Upon Lincoln’s death, Vice-President Andrew Johnson, a North Carolinian, became the
nation’s seventeenth president. Soon after taking office, he took the responsibility for
returning the former Confederate states to the Union. Johnson’s Reconstruction plan
was much like Lincoln’s except Johnson expanded the group of southerners not given a
general pardon. Those who owned property worth more than $20, 000, or those who
had held high military or civil positions had to apply directly to the president for a
pardon. At first, some of the radicals were willing to work with Johnson because they
approved of his plan to offer a reward for the arrest of Confederate President Jefferson
Davis. However, after Davis was captured and imprisoned, the radicals turned their
attention back to the president’s plan and began to disagree with it. They were afraid
that the freedmen would be disenfranchised (have their voting rights taken away).
They also thought that the South deserved a greater punishment than the plan
provided.
After some pressure, President Johnson added several more requirements. First the
southern states had to approve the Thirteenth Amendment that made slavery illegal.
Second, the southern states had to nullify their ordinances of secession.
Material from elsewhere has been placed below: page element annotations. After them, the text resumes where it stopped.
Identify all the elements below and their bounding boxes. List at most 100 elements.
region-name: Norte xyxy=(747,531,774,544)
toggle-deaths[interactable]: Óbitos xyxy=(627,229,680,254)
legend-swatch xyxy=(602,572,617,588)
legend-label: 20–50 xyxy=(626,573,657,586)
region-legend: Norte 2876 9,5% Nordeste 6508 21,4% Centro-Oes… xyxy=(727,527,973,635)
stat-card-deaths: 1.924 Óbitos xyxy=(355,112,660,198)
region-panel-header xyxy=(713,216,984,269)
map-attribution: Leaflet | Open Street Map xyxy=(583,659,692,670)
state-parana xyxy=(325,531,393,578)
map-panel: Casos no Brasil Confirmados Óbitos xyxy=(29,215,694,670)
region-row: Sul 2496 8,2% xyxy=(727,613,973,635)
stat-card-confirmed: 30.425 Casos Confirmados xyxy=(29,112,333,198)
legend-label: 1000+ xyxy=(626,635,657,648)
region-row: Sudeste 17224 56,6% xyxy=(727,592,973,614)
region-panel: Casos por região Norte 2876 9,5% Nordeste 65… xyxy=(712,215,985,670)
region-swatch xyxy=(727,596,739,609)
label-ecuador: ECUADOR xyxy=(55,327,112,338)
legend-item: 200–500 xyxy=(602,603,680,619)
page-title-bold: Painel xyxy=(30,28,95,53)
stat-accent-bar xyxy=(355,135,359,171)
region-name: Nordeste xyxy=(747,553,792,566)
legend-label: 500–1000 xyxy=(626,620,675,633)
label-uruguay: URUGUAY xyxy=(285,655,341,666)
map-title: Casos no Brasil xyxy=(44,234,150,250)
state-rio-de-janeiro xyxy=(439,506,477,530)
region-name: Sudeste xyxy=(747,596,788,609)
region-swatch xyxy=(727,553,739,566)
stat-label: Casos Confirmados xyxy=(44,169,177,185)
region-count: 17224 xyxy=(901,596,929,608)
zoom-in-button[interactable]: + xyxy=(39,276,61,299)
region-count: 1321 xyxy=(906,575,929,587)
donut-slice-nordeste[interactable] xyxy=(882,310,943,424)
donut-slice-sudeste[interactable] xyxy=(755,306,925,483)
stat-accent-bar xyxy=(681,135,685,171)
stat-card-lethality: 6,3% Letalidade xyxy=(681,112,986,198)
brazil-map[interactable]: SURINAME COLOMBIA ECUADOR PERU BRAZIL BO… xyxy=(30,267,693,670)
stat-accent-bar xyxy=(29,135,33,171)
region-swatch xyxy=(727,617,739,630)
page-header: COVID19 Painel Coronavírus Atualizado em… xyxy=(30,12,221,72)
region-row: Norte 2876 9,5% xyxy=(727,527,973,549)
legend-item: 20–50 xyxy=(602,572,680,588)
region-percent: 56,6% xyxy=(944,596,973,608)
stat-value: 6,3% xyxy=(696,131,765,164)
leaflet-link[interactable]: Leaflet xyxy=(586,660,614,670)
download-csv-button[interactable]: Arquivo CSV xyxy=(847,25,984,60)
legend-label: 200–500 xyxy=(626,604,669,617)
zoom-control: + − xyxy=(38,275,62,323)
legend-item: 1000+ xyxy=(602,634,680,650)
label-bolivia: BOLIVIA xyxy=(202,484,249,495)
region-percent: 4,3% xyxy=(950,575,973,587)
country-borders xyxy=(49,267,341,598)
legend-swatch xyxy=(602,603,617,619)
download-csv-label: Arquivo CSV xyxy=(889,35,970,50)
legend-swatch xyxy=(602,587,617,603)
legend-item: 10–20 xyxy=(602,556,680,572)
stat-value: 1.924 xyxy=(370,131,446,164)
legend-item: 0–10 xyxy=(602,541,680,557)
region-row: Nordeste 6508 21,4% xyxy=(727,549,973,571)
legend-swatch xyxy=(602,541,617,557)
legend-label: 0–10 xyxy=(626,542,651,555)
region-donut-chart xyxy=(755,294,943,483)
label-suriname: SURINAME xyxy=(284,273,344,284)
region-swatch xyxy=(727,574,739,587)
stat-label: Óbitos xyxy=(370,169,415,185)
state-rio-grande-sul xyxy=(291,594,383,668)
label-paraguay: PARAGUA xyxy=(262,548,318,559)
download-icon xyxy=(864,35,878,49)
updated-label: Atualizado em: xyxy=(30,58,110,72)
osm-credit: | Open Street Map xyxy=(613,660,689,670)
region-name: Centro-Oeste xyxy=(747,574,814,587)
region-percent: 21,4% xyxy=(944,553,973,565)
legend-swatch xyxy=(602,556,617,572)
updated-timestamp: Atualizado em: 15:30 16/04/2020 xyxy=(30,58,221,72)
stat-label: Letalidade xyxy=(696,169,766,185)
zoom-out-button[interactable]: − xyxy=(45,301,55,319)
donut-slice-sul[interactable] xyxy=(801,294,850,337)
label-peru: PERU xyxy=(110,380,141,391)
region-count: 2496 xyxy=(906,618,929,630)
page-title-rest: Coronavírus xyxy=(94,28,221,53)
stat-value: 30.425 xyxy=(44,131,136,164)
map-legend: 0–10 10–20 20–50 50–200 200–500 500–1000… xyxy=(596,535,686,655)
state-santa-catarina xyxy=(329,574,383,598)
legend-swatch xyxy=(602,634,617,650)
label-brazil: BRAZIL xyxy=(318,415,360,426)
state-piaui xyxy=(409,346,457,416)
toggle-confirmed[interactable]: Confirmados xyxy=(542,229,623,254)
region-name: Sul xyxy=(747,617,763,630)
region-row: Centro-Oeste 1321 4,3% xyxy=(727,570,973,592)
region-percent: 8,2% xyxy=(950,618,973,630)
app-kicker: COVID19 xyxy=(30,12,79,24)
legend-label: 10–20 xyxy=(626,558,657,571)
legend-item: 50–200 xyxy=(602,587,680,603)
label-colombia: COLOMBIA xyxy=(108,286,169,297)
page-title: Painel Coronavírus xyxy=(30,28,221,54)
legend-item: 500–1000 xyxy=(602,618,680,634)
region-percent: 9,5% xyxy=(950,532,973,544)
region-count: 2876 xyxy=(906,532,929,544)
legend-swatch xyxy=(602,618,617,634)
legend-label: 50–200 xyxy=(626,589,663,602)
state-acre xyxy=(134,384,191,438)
Third, the
southern states had to promise NOT to repay individuals and institutions that had
helped to finance the war.
The Military Reconstruction Act, 1867
When Georgia, along with other southern states, refused to ratify the 14th amendment,
the South was placed under authority of Congress. With their continued refusal to pass
this amendment and the rise of the Ku Klux Klan, Congress passed the Reconstruction
Act of 1867. This placed the former Confederate states under military authority and
divided the states into five districts with a Union general in charge of each district.
Georgia, Alabama, and Florida made up the third district. The United States Army
became the government in these districts until such time as new governments were
constituted.
 Congress charged the former Confederate states with creating new state
constitutions and new governments. The military directed the registration of
voting for all adult males including African American males who swore they were
qualified.
 Congress asserted its right to reframe the state governments and constitutions,
and the Supreme Court upheld this curtailment of state power in the court case,
Texas v. White (1869).
 Congress demanded that all the new state governments disfranchise high-ranking
Confederates.
 Congress demanded that all new state governments ratify the Fourteenth
Amendment.
If the states fulfilled these requirements, they would be readmitted to the Union.
During the spring and summer of 1868, with blacks voting in large numbers, seven of
the former Confederate states (North Carolina, South Carolina, Georgia, Florida,
Alabama, Arkansas, and Louisiana) completed the requirements and were reseated in
the Union. In 1870 Texas, Mississippi, and Virginia also fulfilled the requirements,
after ratifying the Fifteenth Amendment.